How do you sketch the graph of y=(x-1)/(x+1)?

The first step in tackling this problem is to find the intersection points of the graph with the x and y axes. The y-intercept can be found by substituting x=0 into the function, so y=(0-1)/(0+1)=-1 and the y-intercept is (0, -1). The x-intercept (i.e. the roots of the equation) occur when y=0, which only happens when the numerator of the equation, x-1, is equal to zero. Hence we can see that the equation has only one root which is at (1, 0). The next step is to find the stationary points of the equation, which occur when the gradient is zero. The equation can be differentiated using the quotient rule (can be explained if needed) to find that dy/dx=2/(x+1)^2. We can see that the value of the gradient will never reach zero due to the constant value of 2 in the numerator, hence we can conclude that the equation has no stationary points.

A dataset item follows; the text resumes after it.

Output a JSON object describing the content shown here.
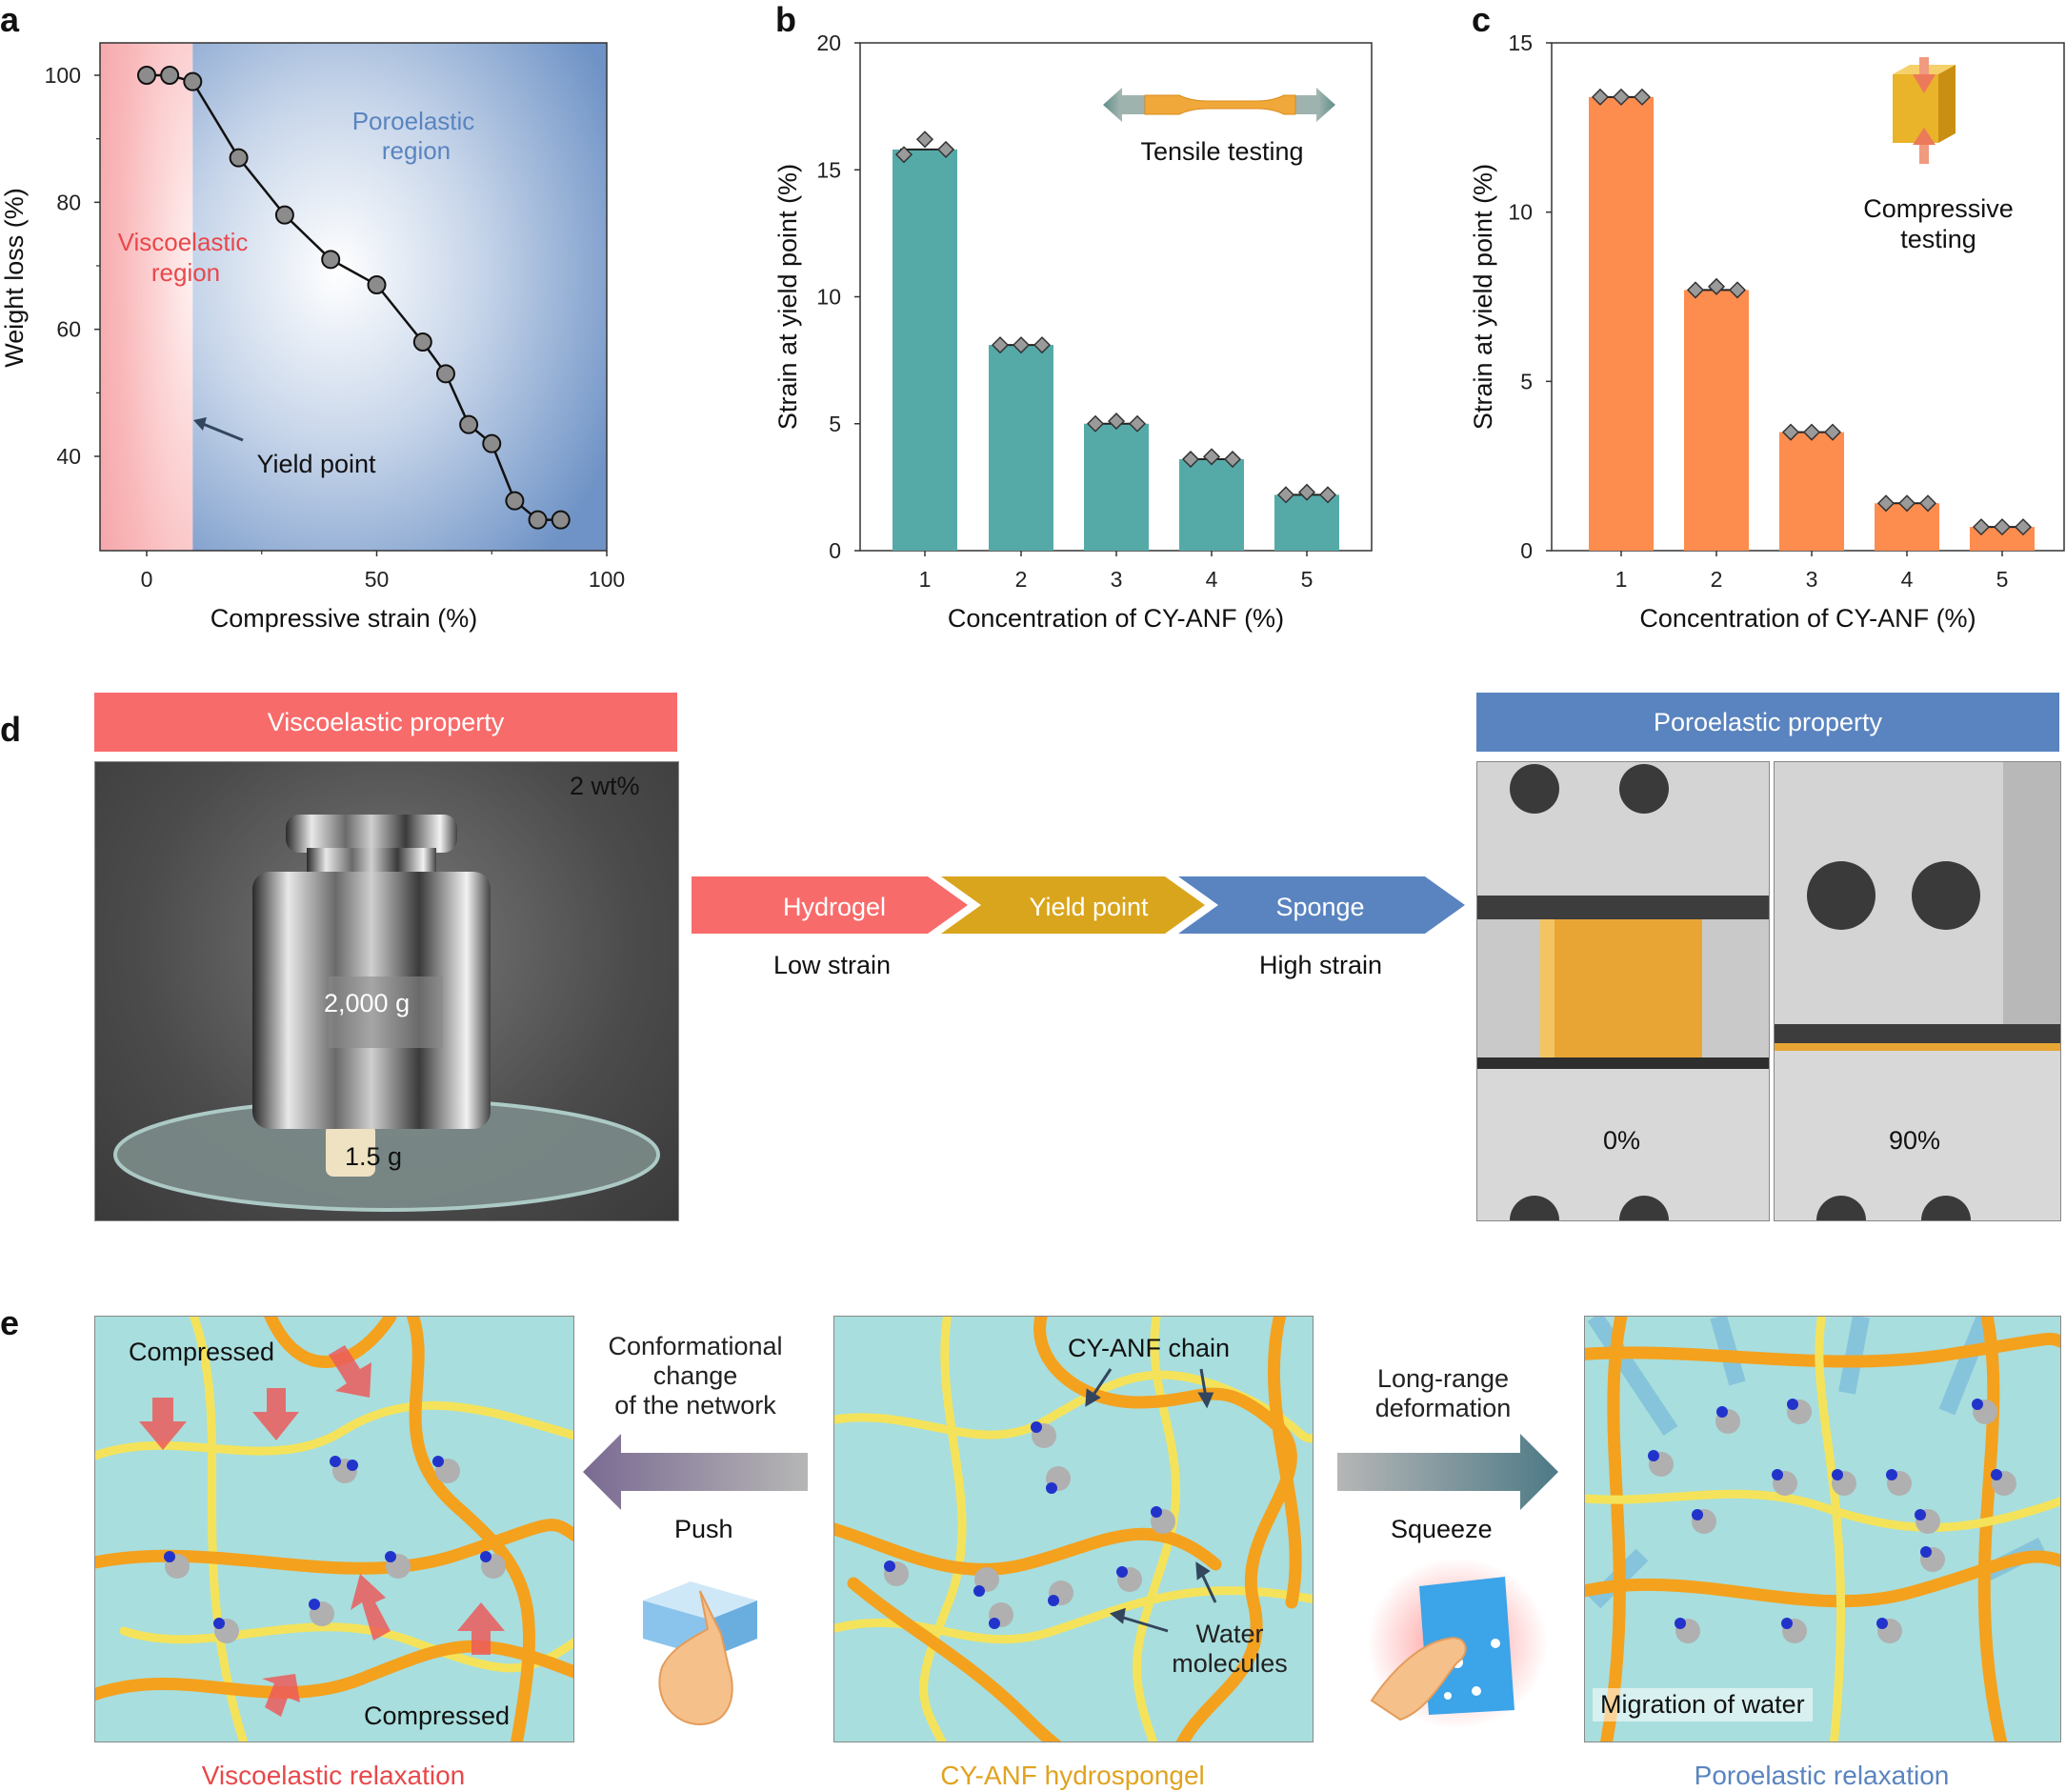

The next step is to check if there are any asymptotes. Vertical asymptotes occur when y becomes undefined, which, in this case, refers to when the denominator of the function equals zero, so when x=-1. Horizontal asymptotes are found by letting x tend to infinity, so as x tends to positive infinity, y tends to 1; and when x tends to negative infinity, y also tends to 1. So finally with all of the information, the graph can be sketched to show a hyperbolic function consisting of two separate sections, with the lower-right section crossing both x and y axes, and upper-left section in the second quadrant which does not intersect the axes.